We will start from the amelioration of the inhospitable nature of the injury site through the use of RNA nanotherapeutics designed to down regulate the expression of the neuroinflammatory protein Lipocalin 2 (Lcn2). Lcn2 is secreted by reactive astrocytes and mediates inflammation by enhancing reactivity in surrounding astrocytes and infiltrating immune cells, as well as by having a toxic effect on surviving neurons (and, potentially, transplanted stem cells). By decreasing the release of Lcn2 we aim at reducing inflammation and increasing the survival of transplanted stem cells.
Our approach is also designed to validate a convenient new source of autologous neural stem cells for transplants: induced neural stem cells (iNSCs).
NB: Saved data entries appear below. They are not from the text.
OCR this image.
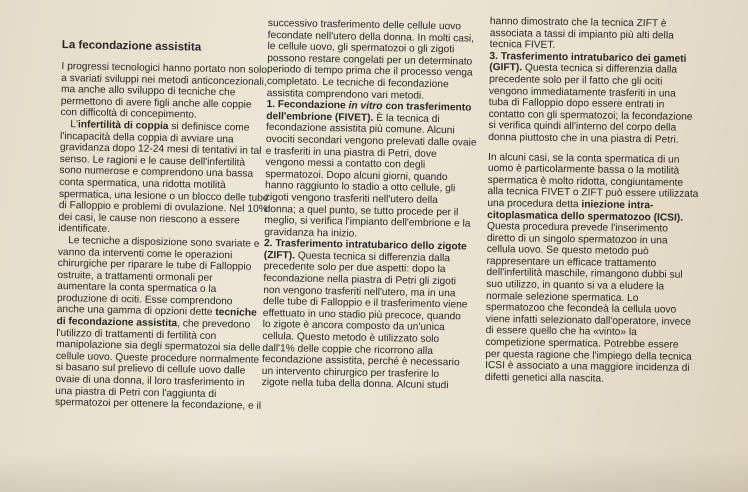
La fecondazione assistita
I progressi tecnologici hanno portato non solo
a svariati sviluppi nei metodi anticoncezionali,
ma anche allo sviluppo di tecniche che
permettono di avere figli anche alle coppie
con difficoltà di concepimento.
L'infertilità di coppia si definisce come
l'incapacità della coppia di avviare una
gravidanza dopo 12-24 mesi di tentativi in tal
senso. Le ragioni e le cause dell'infertilità
sono numerose e comprendono una bassa
conta spermatica, una ridotta motilità
spermatica, una lesione o un blocco delle tube
di Falloppio e problemi di ovulazione. Nel 10%
dei casi, le cause non riescono a essere
identificate.
Le tecniche a disposizione sono svariate e
vanno da interventi come le operazioni
chirurgiche per riparare le tube di Falloppio
ostruite, a trattamenti ormonali per
aumentare la conta spermatica o la
produzione di ociti. Esse comprendono
anche una gamma di opzioni dette tecniche
di fecondazione assistita, che prevedono
l'utilizzo di trattamenti di fertilità con
manipolazione sia degli spermatozoi sia delle
cellule uovo. Queste procedure normalmente
si basano sul prelievo di cellule uovo dalle
ovaie di una donna, il loro trasferimento in
una piastra di Petri con l'aggiunta di
spermatozoi per ottenere la fecondazione, e il
successivo trasferimento delle cellule uovo
fecondate nell'utero della donna. In molti casi,
le cellule uovo, gli spermatozoi o gli zigoti
possono restare congelati per un determinato
periodo di tempo prima che il processo venga
completato. Le tecniche di fecondazione
assistita comprendono vari metodi.
1. Fecondazione in vitro con trasferimento
dell'embrione (FIVET). È la tecnica di
fecondazione assistita più comune. Alcuni
ovociti secondari vengono prelevati dalle ovaie
e trasferiti in una piastra di Petri, dove
vengono messi a contatto con degli
spermatozoi. Dopo alcuni giorni, quando
hanno raggiunto lo stadio a otto cellule, gli
zigoti vengono trasferiti nell'utero della
donna; a quel punto, se tutto procede per il
meglio, si verifica l'impianto dell'embrione e la
gravidanza ha inizio.
2. Trasferimento intratubarico dello zigote
(ZIFT). Questa tecnica si differenzia dalla
precedente solo per due aspetti: dopo la
fecondazione nella piastra di Petri gli zigoti
non vengono trasferiti nell'utero, ma in una
delle tube di Falloppio e il trasferimento viene
effettuato in uno stadio più precoce, quando
lo zigote è ancora composto da un'unica
cellula. Questo metodo è utilizzato solo
dall'1% delle coppie che ricorrono alla
fecondazione assistita, perché è necessario
un intervento chirurgico per trasferire lo
zigote nella tuba della donna. Alcuni studi
hanno dimostrato che la tecnica ZIFT è
associata a tassi di impianto più alti della
tecnica FIVET.
3. Trasferimento intratubarico dei gameti
(GIFT). Questa tecnica si differenzia dalla
precedente solo per il fatto che gli ociti
vengono immediatamente trasferiti in una
tuba di Falloppio dopo essere entrati in
contatto con gli spermatozoi; la fecondazione
si verifica quindi all'interno del corpo della
donna piuttosto che in una piastra di Petri.
In alcuni casi, se la conta spermatica di un
uomo è particolarmente bassa o la motilità
spermatica è molto ridotta, congiuntamente
alla tecnica FIVET o ZIFT può essere utilizzata
una procedura detta iniezione intra-
citoplasmatica dello spermatozoo (ICSI).
Questa procedura prevede l'inserimento
diretto di un singolo spermatozoo in una
cellula uovo. Se questo metodo può
rappresentare un efficace trattamento
dell'infertilità maschile, rimangono dubbi sul
suo utilizzo, in quanto si va a eludere la
normale selezione spermatica. Lo
spermatozoo che fecondeà la cellula uovo
viene infatti selezionato dall'operatore, invece
di essere quello che ha «vinto» la
competizione spermatica. Potrebbe essere
per questa ragione che l'impiego della tecnica
ICSI è associato a una maggiore incidenza di
difetti genetici alla nascita.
These stably expandable cells can be generated directly from skin cells obtained from the intended recipient, resolving potential ethical and compatibility concerns. iNSCs exhibit properties very similar to their natural analogues, including the ability to differentiate into all neural cell types, therefore suggesting similar therapeutic potential.
In vitro work with anti-Lcn2 RNA nanotherapeutics, looking at their ability to reduce the reactivity of astrocytes and immune cells while enhancing the survival of neurons, will be followed by in vivo trials in animal models of contusion spinal cord injury, comparing and contrasting combinatorial nanotherapeutics + iNSC therapy with the individual treatments, with an eye towards anatomical and functional recovery.
It is our hope to demonstrate the potential merits of multi-modal approaches to spinal cord injury therapy.